L’action de World Vision dans la lutte contre les mutilations génitales féminines
Présente dans de nombreux pays touchés par les MGF, World Vision agit avec les populations locales pour protéger les filles et les femmes. L’association humanitaire met en œuvre des approches fondées sur l’éducation, la prévention et le dialogue. Au sein de ses programmes, elle encourage notamment la reconversion des exciseuses et accompagne financièrement les familles afin de briser le cercle vicieux des violences faites aux femmes.
Au Kenya, le programme Big Dream propose des rites de passage alternatifs, permettant aux jeunes filles d’être reconnues comme adultes sans subir de mutilations.
World Vision forme également les leaders de villages, les enseignants et les parents afin qu’ils deviennent acteurs du changement. Les garçons et les hommes sont notamment invités à participer aux programmes, afin qu’ils agissent eux aussi pour mettre fin aux violences faites aux femmes.
L’ONG humanitaire, forte de son expérience au Kenya, travaille également sur des actions au Bangladesh. Dans les deux pays, entre octobre 2024 et mars 2025 :
- 28 573 personnes ont participé à une formation sur le changement de comportement,
- 2 321 parents ont été formés à une éducation parentale positive,
- 15 576 filles ont suivi une formation pour renforcer leurs compétences et prendre confiance en elles,
- 7 549 personnes ont été formées aux techniques d’autonomisation,
- 4 811 membres font désormais partie de groupes d’épargne.
Au-delà du Kenya et du Bangladesh, World Vision soutient aussi des campagnes de sensibilisation dans plusieurs pays dans lesquelles elle intervient. L’organisation favorise un travail coopératif avec les institutions locales pour assurer l’application des lois et l’accès à l’éducation, conditions indispensables à la fin des MGF.
Comment s’engager et agir contre les MGF ?
Chacun peut contribuer à mettre fin aux mutilations génitales féminines. En partageant les campagnes de sensibilisation et en portant la voix des victimes, chaque citoyen peut contribuer à faire évoluer les mentalités.
Il est également possible de soutenir financièrement les programmes de prévention via des dons à des associations engagées, comme World Vision France.
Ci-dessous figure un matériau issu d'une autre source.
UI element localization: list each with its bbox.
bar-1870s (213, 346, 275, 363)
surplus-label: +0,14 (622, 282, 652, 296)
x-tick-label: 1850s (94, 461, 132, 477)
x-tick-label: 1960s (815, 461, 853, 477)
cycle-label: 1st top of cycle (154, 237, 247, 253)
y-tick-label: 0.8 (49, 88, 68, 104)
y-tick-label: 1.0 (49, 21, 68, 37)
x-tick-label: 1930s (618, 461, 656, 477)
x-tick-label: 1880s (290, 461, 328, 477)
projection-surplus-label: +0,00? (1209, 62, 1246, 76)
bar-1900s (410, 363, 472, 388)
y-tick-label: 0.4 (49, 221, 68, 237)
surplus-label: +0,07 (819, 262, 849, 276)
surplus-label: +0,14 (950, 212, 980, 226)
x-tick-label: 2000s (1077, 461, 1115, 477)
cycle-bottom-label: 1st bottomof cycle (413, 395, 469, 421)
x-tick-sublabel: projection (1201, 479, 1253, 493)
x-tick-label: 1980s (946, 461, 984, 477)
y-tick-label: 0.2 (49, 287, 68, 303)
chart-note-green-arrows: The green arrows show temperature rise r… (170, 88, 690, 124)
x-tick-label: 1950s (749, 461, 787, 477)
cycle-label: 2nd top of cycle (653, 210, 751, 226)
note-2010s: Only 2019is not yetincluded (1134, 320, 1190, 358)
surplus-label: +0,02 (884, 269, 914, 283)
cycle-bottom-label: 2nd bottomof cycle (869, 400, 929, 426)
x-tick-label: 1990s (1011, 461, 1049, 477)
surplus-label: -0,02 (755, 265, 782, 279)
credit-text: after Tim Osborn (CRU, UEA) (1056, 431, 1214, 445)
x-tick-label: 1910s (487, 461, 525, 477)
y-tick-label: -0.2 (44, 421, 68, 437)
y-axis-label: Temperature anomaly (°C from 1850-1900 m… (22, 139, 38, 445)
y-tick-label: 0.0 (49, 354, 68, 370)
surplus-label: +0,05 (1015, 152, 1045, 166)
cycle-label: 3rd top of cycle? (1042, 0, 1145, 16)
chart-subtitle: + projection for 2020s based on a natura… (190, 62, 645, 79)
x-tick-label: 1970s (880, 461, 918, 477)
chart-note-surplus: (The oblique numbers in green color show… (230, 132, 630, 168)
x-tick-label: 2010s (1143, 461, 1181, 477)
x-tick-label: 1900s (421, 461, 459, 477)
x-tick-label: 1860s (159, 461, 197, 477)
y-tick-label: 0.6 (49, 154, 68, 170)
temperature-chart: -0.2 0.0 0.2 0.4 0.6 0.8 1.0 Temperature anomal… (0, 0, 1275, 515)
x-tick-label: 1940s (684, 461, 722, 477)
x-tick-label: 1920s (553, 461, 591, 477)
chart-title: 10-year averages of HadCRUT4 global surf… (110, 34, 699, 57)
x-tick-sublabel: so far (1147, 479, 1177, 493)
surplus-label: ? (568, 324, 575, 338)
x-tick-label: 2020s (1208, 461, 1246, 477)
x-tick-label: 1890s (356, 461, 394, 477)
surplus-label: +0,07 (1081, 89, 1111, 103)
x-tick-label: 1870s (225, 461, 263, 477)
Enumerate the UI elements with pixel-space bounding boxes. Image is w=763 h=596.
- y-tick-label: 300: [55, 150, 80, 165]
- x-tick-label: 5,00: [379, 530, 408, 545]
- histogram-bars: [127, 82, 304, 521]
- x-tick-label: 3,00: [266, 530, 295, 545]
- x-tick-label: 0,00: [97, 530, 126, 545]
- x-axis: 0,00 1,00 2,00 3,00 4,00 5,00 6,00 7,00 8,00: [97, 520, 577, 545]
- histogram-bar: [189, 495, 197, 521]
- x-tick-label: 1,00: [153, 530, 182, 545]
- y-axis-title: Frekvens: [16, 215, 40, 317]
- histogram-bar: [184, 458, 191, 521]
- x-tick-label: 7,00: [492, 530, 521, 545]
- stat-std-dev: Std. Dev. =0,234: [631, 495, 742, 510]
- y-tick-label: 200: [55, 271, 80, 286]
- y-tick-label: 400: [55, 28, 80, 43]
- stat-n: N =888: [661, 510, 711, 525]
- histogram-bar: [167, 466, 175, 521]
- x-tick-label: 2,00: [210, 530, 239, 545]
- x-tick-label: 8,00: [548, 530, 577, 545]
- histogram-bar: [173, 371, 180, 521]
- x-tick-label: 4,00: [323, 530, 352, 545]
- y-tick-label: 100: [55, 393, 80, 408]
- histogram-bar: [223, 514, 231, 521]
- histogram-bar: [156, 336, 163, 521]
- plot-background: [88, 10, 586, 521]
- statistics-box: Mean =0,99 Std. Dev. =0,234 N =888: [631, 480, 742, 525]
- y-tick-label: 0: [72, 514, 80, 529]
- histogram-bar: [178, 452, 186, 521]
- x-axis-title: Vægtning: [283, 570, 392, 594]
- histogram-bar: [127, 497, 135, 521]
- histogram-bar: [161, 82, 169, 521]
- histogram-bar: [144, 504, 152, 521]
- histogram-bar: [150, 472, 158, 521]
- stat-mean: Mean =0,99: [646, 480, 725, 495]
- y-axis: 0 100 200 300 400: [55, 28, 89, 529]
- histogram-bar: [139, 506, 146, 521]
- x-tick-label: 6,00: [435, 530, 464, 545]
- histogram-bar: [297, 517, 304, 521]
Ces contributions permettent de financer des actions concrètes comme les formations aux droits des enfants, ou encore la reconversion des exciseuses.
S’impliquer, c’est aussi parler ouvertement du sujet, dans son entourage, son école ou son lieu de travail, pour sensibiliser les plus jeunes. Les professionnels de santé, enseignants, éducateurs ou bénévoles peuvent se former pour identifier les situations à risque et accompagner les familles.
Relayer les campagnes, donner, témoigner, c’est participer concrètement à la protection des femmes et des filles pour qu’elles n’aient plus jamais à subir ces violences.